If you are a complete stranger who just happened to stumble upon my blog and this is the first post you read, then you probably wouldn't know that I take pictures. Or if you're a complete stranger who's been stalking me for months through this blog, then you probably would know that I take pictures, but not know that I'm actually studying Visual Communication and majoring in photography (my about page is reeeeally outdated).




I only just started majoring in photography, so my past semester has been filled with numerous photography-related modules (duh). From fashion photography to product photography to developing your own film in the darkroom, all that photography-related kind of thing. More in-depth compared to your usual composition and exposure kind of workshops. More stressful as well haha.

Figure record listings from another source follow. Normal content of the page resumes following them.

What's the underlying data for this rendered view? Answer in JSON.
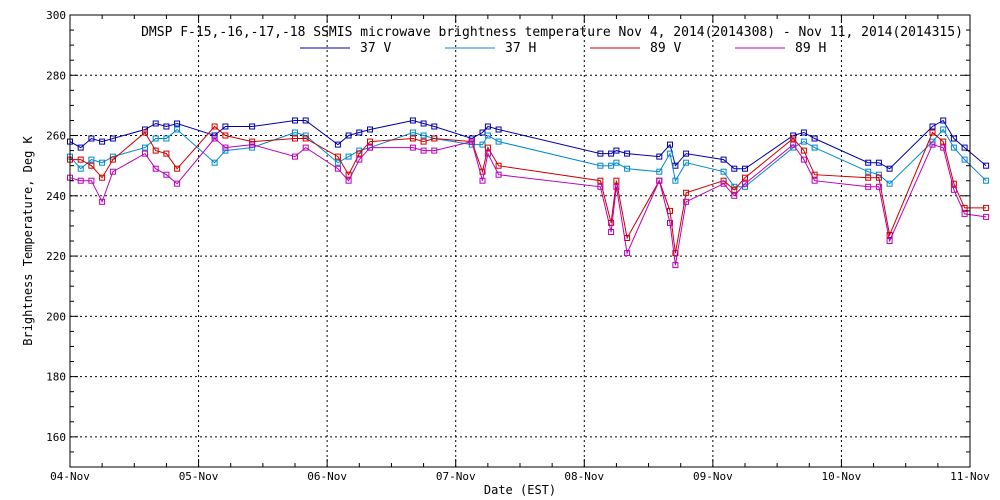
{
  "chart_data": {
    "type": "line",
    "title": "DMSP F-15,-16,-17,-18 SSMIS microwave brightness temperature Nov  4, 2014(2014308) - Nov 11, 2014(2014315)",
    "xlabel": "Date (EST)",
    "ylabel": "Brightness Temperature, Deg K",
    "xlim": [
      "2014-11-04",
      "2014-11-11"
    ],
    "ylim": [
      150,
      300
    ],
    "x_ticks": [
      "04-Nov",
      "05-Nov",
      "06-Nov",
      "07-Nov",
      "08-Nov",
      "09-Nov",
      "10-Nov",
      "11-Nov"
    ],
    "y_ticks": [
      160,
      180,
      200,
      220,
      240,
      260,
      280,
      300
    ],
    "grid": true,
    "legend_placement": "top-center",
    "series": [
      {
        "name": "37 V",
        "color": "#0000aa",
        "points": [
          [
            "2014-11-04 00:00",
            258
          ],
          [
            "2014-11-04 02:00",
            256
          ],
          [
            "2014-11-04 04:00",
            259
          ],
          [
            "2014-11-04 06:00",
            258
          ],
          [
            "2014-11-04 08:00",
            259
          ],
          [
            "2014-11-04 14:00",
            262
          ],
          [
            "2014-11-04 16:00",
            264
          ],
          [
            "2014-11-04 18:00",
            263
          ],
          [
            "2014-11-04 20:00",
            264
          ],
          [
            "2014-11-05 03:00",
            260
          ],
          [
            "2014-11-05 05:00",
            263
          ],
          [
            "2014-11-05 10:00",
            263
          ],
          [
            "2014-11-05 18:00",
            265
          ],
          [
            "2014-11-05 20:00",
            265
          ],
          [
            "2014-11-06 02:00",
            257
          ],
          [
            "2014-11-06 04:00",
            260
          ],
          [
            "2014-11-06 06:00",
            261
          ],
          [
            "2014-11-06 08:00",
            262
          ],
          [
            "2014-11-06 16:00",
            265
          ],
          [
            "2014-11-06 18:00",
            264
          ],
          [
            "2014-11-06 20:00",
            263
          ],
          [
            "2014-11-07 03:00",
            259
          ],
          [
            "2014-11-07 05:00",
            261
          ],
          [
            "2014-11-07 06:00",
            263
          ],
          [
            "2014-11-07 08:00",
            262
          ],
          [
            "2014-11-08 03:00",
            254
          ],
          [
            "2014-11-08 05:00",
            254
          ],
          [
            "2014-11-08 06:00",
            255
          ],
          [
            "2014-11-08 08:00",
            254
          ],
          [
            "2014-11-08 14:00",
            253
          ],
          [
            "2014-11-08 16:00",
            257
          ],
          [
            "2014-11-08 17:00",
            250
          ],
          [
            "2014-11-08 19:00",
            254
          ],
          [
            "2014-11-09 02:00",
            252
          ],
          [
            "2014-11-09 04:00",
            249
          ],
          [
            "2014-11-09 06:00",
            249
          ],
          [
            "2014-11-09 15:00",
            260
          ],
          [
            "2014-11-09 17:00",
            261
          ],
          [
            "2014-11-09 19:00",
            259
          ],
          [
            "2014-11-10 05:00",
            251
          ],
          [
            "2014-11-10 07:00",
            251
          ],
          [
            "2014-11-10 09:00",
            249
          ],
          [
            "2014-11-10 17:00",
            263
          ],
          [
            "2014-11-10 19:00",
            265
          ],
          [
            "2014-11-10 21:00",
            259
          ],
          [
            "2014-11-10 23:00",
            256
          ],
          [
            "2014-11-11 03:00",
            250
          ]
        ]
      },
      {
        "name": "37 H",
        "color": "#0088cc",
        "points": [
          [
            "2014-11-04 00:00",
            253
          ],
          [
            "2014-11-04 02:00",
            249
          ],
          [
            "2014-11-04 04:00",
            252
          ],
          [
            "2014-11-04 06:00",
            251
          ],
          [
            "2014-11-04 08:00",
            253
          ],
          [
            "2014-11-04 14:00",
            256
          ],
          [
            "2014-11-04 16:00",
            259
          ],
          [
            "2014-11-04 18:00",
            259
          ],
          [
            "2014-11-04 20:00",
            262
          ],
          [
            "2014-11-05 03:00",
            251
          ],
          [
            "2014-11-05 05:00",
            255
          ],
          [
            "2014-11-05 10:00",
            256
          ],
          [
            "2014-11-05 18:00",
            261
          ],
          [
            "2014-11-05 20:00",
            260
          ],
          [
            "2014-11-06 02:00",
            251
          ],
          [
            "2014-11-06 04:00",
            253
          ],
          [
            "2014-11-06 06:00",
            255
          ],
          [
            "2014-11-06 08:00",
            256
          ],
          [
            "2014-11-06 16:00",
            261
          ],
          [
            "2014-11-06 18:00",
            260
          ],
          [
            "2014-11-06 20:00",
            259
          ],
          [
            "2014-11-07 03:00",
            257
          ],
          [
            "2014-11-07 05:00",
            257
          ],
          [
            "2014-11-07 06:00",
            260
          ],
          [
            "2014-11-07 08:00",
            258
          ],
          [
            "2014-11-08 03:00",
            250
          ],
          [
            "2014-11-08 05:00",
            250
          ],
          [
            "2014-11-08 06:00",
            251
          ],
          [
            "2014-11-08 08:00",
            249
          ],
          [
            "2014-11-08 14:00",
            248
          ],
          [
            "2014-11-08 16:00",
            254
          ],
          [
            "2014-11-08 17:00",
            245
          ],
          [
            "2014-11-08 19:00",
            251
          ],
          [
            "2014-11-09 02:00",
            248
          ],
          [
            "2014-11-09 04:00",
            243
          ],
          [
            "2014-11-09 06:00",
            243
          ],
          [
            "2014-11-09 15:00",
            256
          ],
          [
            "2014-11-09 17:00",
            258
          ],
          [
            "2014-11-09 19:00",
            256
          ],
          [
            "2014-11-10 05:00",
            248
          ],
          [
            "2014-11-10 07:00",
            247
          ],
          [
            "2014-11-10 09:00",
            244
          ],
          [
            "2014-11-10 17:00",
            258
          ],
          [
            "2014-11-10 19:00",
            262
          ],
          [
            "2014-11-10 21:00",
            256
          ],
          [
            "2014-11-10 23:00",
            252
          ],
          [
            "2014-11-11 03:00",
            245
          ]
        ]
      },
      {
        "name": "89 V",
        "color": "#cc0000",
        "points": [
          [
            "2014-11-04 00:00",
            252
          ],
          [
            "2014-11-04 02:00",
            252
          ],
          [
            "2014-11-04 04:00",
            250
          ],
          [
            "2014-11-04 06:00",
            246
          ],
          [
            "2014-11-04 08:00",
            252
          ],
          [
            "2014-11-04 14:00",
            261
          ],
          [
            "2014-11-04 16:00",
            255
          ],
          [
            "2014-11-04 18:00",
            254
          ],
          [
            "2014-11-04 20:00",
            249
          ],
          [
            "2014-11-05 03:00",
            263
          ],
          [
            "2014-11-05 05:00",
            260
          ],
          [
            "2014-11-05 10:00",
            258
          ],
          [
            "2014-11-05 18:00",
            259
          ],
          [
            "2014-11-05 20:00",
            259
          ],
          [
            "2014-11-06 02:00",
            253
          ],
          [
            "2014-11-06 04:00",
            247
          ],
          [
            "2014-11-06 06:00",
            254
          ],
          [
            "2014-11-06 08:00",
            258
          ],
          [
            "2014-11-06 16:00",
            259
          ],
          [
            "2014-11-06 18:00",
            258
          ],
          [
            "2014-11-06 20:00",
            259
          ],
          [
            "2014-11-07 03:00",
            258
          ],
          [
            "2014-11-07 05:00",
            248
          ],
          [
            "2014-11-07 06:00",
            256
          ],
          [
            "2014-11-07 08:00",
            250
          ],
          [
            "2014-11-08 03:00",
            245
          ],
          [
            "2014-11-08 05:00",
            231
          ],
          [
            "2014-11-08 06:00",
            245
          ],
          [
            "2014-11-08 08:00",
            226
          ],
          [
            "2014-11-08 14:00",
            245
          ],
          [
            "2014-11-08 16:00",
            235
          ],
          [
            "2014-11-08 17:00",
            221
          ],
          [
            "2014-11-08 19:00",
            241
          ],
          [
            "2014-11-09 02:00",
            245
          ],
          [
            "2014-11-09 04:00",
            242
          ],
          [
            "2014-11-09 06:00",
            246
          ],
          [
            "2014-11-09 15:00",
            259
          ],
          [
            "2014-11-09 17:00",
            255
          ],
          [
            "2014-11-09 19:00",
            247
          ],
          [
            "2014-11-10 05:00",
            246
          ],
          [
            "2014-11-10 07:00",
            246
          ],
          [
            "2014-11-10 09:00",
            227
          ],
          [
            "2014-11-10 17:00",
            261
          ],
          [
            "2014-11-10 19:00",
            258
          ],
          [
            "2014-11-10 21:00",
            244
          ],
          [
            "2014-11-10 23:00",
            236
          ],
          [
            "2014-11-11 03:00",
            236
          ]
        ]
      },
      {
        "name": "89 H",
        "color": "#bb00bb",
        "points": [
          [
            "2014-11-04 00:00",
            246
          ],
          [
            "2014-11-04 02:00",
            245
          ],
          [
            "2014-11-04 04:00",
            245
          ],
          [
            "2014-11-04 06:00",
            238
          ],
          [
            "2014-11-04 08:00",
            248
          ],
          [
            "2014-11-04 14:00",
            254
          ],
          [
            "2014-11-04 16:00",
            249
          ],
          [
            "2014-11-04 18:00",
            247
          ],
          [
            "2014-11-04 20:00",
            244
          ],
          [
            "2014-11-05 03:00",
            259
          ],
          [
            "2014-11-05 05:00",
            256
          ],
          [
            "2014-11-05 10:00",
            257
          ],
          [
            "2014-11-05 18:00",
            253
          ],
          [
            "2014-11-05 20:00",
            256
          ],
          [
            "2014-11-06 02:00",
            249
          ],
          [
            "2014-11-06 04:00",
            245
          ],
          [
            "2014-11-06 06:00",
            252
          ],
          [
            "2014-11-06 08:00",
            256
          ],
          [
            "2014-11-06 16:00",
            256
          ],
          [
            "2014-11-06 18:00",
            255
          ],
          [
            "2014-11-06 20:00",
            255
          ],
          [
            "2014-11-07 03:00",
            258
          ],
          [
            "2014-11-07 05:00",
            245
          ],
          [
            "2014-11-07 06:00",
            254
          ],
          [
            "2014-11-07 08:00",
            247
          ],
          [
            "2014-11-08 03:00",
            243
          ],
          [
            "2014-11-08 05:00",
            228
          ],
          [
            "2014-11-08 06:00",
            243
          ],
          [
            "2014-11-08 08:00",
            221
          ],
          [
            "2014-11-08 14:00",
            245
          ],
          [
            "2014-11-08 16:00",
            231
          ],
          [
            "2014-11-08 17:00",
            217
          ],
          [
            "2014-11-08 19:00",
            238
          ],
          [
            "2014-11-09 02:00",
            244
          ],
          [
            "2014-11-09 04:00",
            240
          ],
          [
            "2014-11-09 06:00",
            244
          ],
          [
            "2014-11-09 15:00",
            257
          ],
          [
            "2014-11-09 17:00",
            252
          ],
          [
            "2014-11-09 19:00",
            245
          ],
          [
            "2014-11-10 05:00",
            243
          ],
          [
            "2014-11-10 07:00",
            243
          ],
          [
            "2014-11-10 09:00",
            225
          ],
          [
            "2014-11-10 17:00",
            257
          ],
          [
            "2014-11-10 19:00",
            256
          ],
          [
            "2014-11-10 21:00",
            242
          ],
          [
            "2014-11-10 23:00",
            234
          ],
          [
            "2014-11-11 03:00",
            233
          ]
        ]
      }
    ]
  }
}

Anyways, my reason for writing this is really just to remember it myself, so if you're a complete stranger feel free to skip this entirely and see the other picture-filled posts. I wouldn't know anyways. :)

With all the photography-related learning, I've been learning and thinking more about the industry, because you know, taking photos is probably going to be my job in the future.

But I started taking photos as a hobby, because it was fun, interesting, and I wanted to create art through the conjunction of colours and contrasts coming together to paint an amazing canvas of light. That kind of thing. What I'm not sure now is if I want to do this as a job.

With the proliferation(hah) of cameras in society today, there are more and more amateurs starting up their photography businesses, and unfortunately, more and more failures. Everyone can be a photographer nowadays, and people are charging $50 to do a photo shoot when in the past it would cost $500.

I think there's a lot of metaphors/analogies/allegories with Christianity or politics here. Haha. You see the old photographers (fundamentalists/conservatives/right-wing) fighting against the new photographers (liberals/charismatics/left-wing). There are photographers who will never touch photoshop, and there are photographers who will photoshop everything. You have photographers knowing nothing about photography, and you have photographers knowing everything about photography. Somewhere in between are photographers with talent and photographers without.

And then there's the whole issue about equipment. I think photographers as a whole, myself included, tend to rank each other based on the cameras and equipment we use. Having a DSLR makes you a 'professional', or at least, someone with enough money to afford a DSLR. There's the assumption that having a good camera makes you a good photographer. And it goes the other way too, when you think someone isn't very good at photography because he/she uses a compact camera.

 So at the end of the day, I'm not sure if this industry is exactly appealing after all. Haha. Taking photos as a hobby is great, you don't have to worry about anything, and all the photos you take are for yourself. But getting paid to take photos for other people is something else, you wonder if what you just shot was good enough, is it worth the amount you're getting paid for? Or worse, is the amount you're getting paid for so little that you're more or less working for free?

This is terrible. I haven't even started working as a photographer yet.